There are n cities connected by m flights. Each flight starts from city u and arrives at v with a price w.

Now given all the cities and flights, together with starting city src and the destination dst, your task is to find the cheapest price from src to dst with up to k stops.

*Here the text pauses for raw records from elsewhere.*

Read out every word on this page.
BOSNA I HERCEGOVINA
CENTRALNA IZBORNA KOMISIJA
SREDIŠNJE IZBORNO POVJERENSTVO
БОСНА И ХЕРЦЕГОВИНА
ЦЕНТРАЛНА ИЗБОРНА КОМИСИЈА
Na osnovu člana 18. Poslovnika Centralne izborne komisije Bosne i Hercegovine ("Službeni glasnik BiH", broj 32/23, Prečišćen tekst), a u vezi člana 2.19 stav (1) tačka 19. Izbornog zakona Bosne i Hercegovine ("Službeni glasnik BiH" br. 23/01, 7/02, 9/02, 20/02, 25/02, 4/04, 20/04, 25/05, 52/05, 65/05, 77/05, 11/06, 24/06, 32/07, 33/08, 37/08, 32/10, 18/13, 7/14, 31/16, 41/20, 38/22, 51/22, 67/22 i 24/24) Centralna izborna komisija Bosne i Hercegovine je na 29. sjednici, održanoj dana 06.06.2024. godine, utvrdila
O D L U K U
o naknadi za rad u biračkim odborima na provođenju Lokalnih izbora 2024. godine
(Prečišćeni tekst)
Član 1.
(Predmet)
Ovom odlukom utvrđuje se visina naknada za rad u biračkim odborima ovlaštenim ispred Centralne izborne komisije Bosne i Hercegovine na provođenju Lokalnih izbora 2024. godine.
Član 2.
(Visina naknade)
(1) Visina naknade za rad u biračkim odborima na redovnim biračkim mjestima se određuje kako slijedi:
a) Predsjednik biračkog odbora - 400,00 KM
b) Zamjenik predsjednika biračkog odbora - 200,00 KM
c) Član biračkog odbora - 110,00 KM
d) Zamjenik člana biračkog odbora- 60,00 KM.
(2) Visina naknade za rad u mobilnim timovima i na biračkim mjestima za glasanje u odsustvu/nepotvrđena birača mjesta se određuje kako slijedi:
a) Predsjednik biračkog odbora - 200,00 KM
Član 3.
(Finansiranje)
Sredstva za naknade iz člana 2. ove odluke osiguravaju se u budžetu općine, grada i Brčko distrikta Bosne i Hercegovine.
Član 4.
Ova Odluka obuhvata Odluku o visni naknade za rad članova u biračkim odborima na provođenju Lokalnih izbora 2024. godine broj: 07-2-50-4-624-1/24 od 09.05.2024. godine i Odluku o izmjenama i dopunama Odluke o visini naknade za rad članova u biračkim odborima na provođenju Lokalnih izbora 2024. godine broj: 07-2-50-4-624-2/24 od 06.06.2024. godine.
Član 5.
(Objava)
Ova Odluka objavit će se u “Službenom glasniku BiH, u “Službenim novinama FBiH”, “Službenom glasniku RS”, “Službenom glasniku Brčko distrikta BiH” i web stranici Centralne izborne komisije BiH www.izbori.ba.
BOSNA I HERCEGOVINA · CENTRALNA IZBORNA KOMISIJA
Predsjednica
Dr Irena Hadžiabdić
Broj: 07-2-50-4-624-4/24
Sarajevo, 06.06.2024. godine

If there is no such route, output -1.

Example 1:
Input: 
n = 3, edges = [[0,1,100],[1,2,100],[0,2,500]]
src = 0, dst = 2, k = 1
Output: 200
Explanation: 
The graph looks like this:

The cheapest price from city 0 to city 2 with at most 1 stop costs 200, as marked red in the picture.

Example 2:
Input: 
n = 3, edges = [[0,1,100],[1,2,100],[0,2,500]]
src = 0, dst = 2, k = 0
Output: 500
Explanation: 
The graph looks like this:

The cheapest price from city 0 to city 2 with at most 0 stop costs 500, as marked blue in the picture.

class Solution {
    public int findCheapestPrice(int n, int[][] flights, int src, int dst, int k) {
        Map<Integer, Map<Integer, Integer>> prices = new HashMap<>();
        for (int[] f : flights) {
            if (!prices.containsKey(f[0])) prices.put(f[0], new HashMap<>());
            prices.get(f[0]).put(f[1], f[2]);
        }
        Queue<int[]> pq = new PriorityQueue<>((a, b) -> (Integer.compare(a[0], b[0])));
        pq.add(new int[] {0, src, k + 1});
        while (!pq.isEmpty()) {
            int[] top = pq.remove();
            int price = top[0];
            int city = top[1];
            int stops = top[2];
            if (city == dst) return price;
            if (stops > 0) {
                Map<Integer, Integer> adj = prices.getOrDefault(city, new HashMap<>());
                for (int a : adj.keySet()) {
                    pq.add(new int[] {price + adj.get(a), a, stops - 1});
                }
            }
        }
        return -1;
    }
}